While the documentary can be a bit confusing in the way it dashes from one aspect of the Bonanza Media team’s own investigation to another, and each aspect seems remotely related to the next, quite a few things become very clear. The team discovers that the Ukrainian security service SBU’s phone-taps of conversations Sergey Dubinsky had with his fighters were edited and tampered with after the journalists take tapes to IT forensic investigators in Malaysia for examination and analysis. One jaw-dropping fact is that five years after the incident, various parts of the jet can still be found in the countryside around where the plane fell. The journalists come across a large part of the wing in a field and watch it being transported to a Ukrainian woman who deposits it and various other pieces of wreckage into a large shed, promising to deliver the scraps to the Dutch. Villagers in Stepanovka, the area where MH17 tell of what they saw on the day: they say that military jets shadowed the passenger jet while a missile launched from a site held by Ukrainian forces (contrary to the official narrative) headed towards the jet. Along the way, videos that have been used by the JIT to support the official narrative are examined and found to have been spliced together in ways that belie the dates when they were originally made, to suggest that the Donbass fighters received support from Russia and fired the missile. Independent Dutch journalist Stefan Beck tells the Bonanza Media team that he interviewed a Ukrainian military air traffic controller who tells him that the Ukrainian government misinformed the JIT about three radar stations being switched off on the day of the crash (they had actually been switched on).

Many questions arise from this documentary: why was Ukraine allowed to join the JIT but not Malaysia? why did the JIT rely on Ukrainian SBU’s suspect phone-taps as evidence on which to indict Sergey Dubinsky and three other men? why did the JIT not do a thorough job in collecting all the evidence and why is the team uninterested in the evidence the Bonanza Media team and others have found? Why is eyewitness evidence being ignored? All these questions suggest that the investigation was prejudiced against Russia from the outset and remains prejudiced for geopolitical and strategic reasons.

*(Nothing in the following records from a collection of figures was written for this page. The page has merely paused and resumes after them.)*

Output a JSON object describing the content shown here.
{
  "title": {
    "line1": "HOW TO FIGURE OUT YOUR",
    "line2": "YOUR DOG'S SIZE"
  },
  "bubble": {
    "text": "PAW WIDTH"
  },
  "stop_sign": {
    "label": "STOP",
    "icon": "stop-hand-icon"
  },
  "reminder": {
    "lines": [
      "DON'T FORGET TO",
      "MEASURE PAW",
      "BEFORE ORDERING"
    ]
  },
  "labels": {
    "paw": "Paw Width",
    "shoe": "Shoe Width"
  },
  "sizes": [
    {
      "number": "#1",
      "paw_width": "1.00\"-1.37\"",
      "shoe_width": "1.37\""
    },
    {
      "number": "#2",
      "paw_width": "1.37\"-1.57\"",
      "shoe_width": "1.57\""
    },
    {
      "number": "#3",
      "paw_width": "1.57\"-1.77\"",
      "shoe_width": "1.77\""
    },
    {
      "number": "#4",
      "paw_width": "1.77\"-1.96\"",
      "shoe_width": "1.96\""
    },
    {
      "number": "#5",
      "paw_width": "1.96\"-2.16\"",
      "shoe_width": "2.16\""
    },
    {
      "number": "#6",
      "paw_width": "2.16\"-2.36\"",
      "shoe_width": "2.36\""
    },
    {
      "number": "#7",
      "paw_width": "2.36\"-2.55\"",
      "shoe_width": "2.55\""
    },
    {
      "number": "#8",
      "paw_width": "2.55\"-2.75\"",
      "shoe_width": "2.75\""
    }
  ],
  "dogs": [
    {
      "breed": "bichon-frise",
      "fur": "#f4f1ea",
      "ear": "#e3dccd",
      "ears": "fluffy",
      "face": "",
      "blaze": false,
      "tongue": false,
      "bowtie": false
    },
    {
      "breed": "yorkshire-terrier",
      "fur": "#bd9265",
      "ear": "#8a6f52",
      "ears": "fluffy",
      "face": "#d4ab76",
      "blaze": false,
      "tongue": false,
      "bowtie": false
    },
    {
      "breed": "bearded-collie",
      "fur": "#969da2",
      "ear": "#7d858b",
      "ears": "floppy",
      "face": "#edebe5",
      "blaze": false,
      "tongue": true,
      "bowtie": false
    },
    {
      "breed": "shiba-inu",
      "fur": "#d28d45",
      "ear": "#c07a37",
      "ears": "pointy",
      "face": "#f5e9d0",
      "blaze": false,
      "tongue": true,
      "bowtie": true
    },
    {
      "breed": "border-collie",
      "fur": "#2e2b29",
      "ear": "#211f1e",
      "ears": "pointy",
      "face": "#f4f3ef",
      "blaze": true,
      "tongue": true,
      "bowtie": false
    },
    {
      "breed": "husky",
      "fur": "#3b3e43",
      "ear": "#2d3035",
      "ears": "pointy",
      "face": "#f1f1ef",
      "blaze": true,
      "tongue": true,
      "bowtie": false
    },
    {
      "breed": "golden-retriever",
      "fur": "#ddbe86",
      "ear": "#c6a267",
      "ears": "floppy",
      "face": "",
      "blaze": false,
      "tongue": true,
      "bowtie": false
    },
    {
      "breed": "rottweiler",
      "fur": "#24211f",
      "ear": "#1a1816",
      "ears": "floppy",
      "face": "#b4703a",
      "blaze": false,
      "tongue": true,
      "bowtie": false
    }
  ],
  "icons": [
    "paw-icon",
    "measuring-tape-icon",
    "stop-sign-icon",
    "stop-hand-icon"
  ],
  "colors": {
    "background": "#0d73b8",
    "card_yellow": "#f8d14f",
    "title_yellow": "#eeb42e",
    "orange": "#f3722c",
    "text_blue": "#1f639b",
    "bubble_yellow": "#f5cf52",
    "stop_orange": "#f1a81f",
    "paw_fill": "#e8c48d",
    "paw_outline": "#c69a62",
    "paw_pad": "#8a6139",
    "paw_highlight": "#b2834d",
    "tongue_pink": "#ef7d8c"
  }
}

Viewers may be surprised that the documentary is quite short, less than half an hour, and is rather rough around the edges, finishing very quickly and zipping through the end credits. Some aspects of the journalists’ own investigation are quite thorough in coverage and others not so much so. The documentary needs to be seen in conjunction with other online, printed and visual materials and information that query the JIT’s investigation and the conclusions it reaches, and the disgustingly shoddy way in which that team conducted its search and analysed the evidence collected.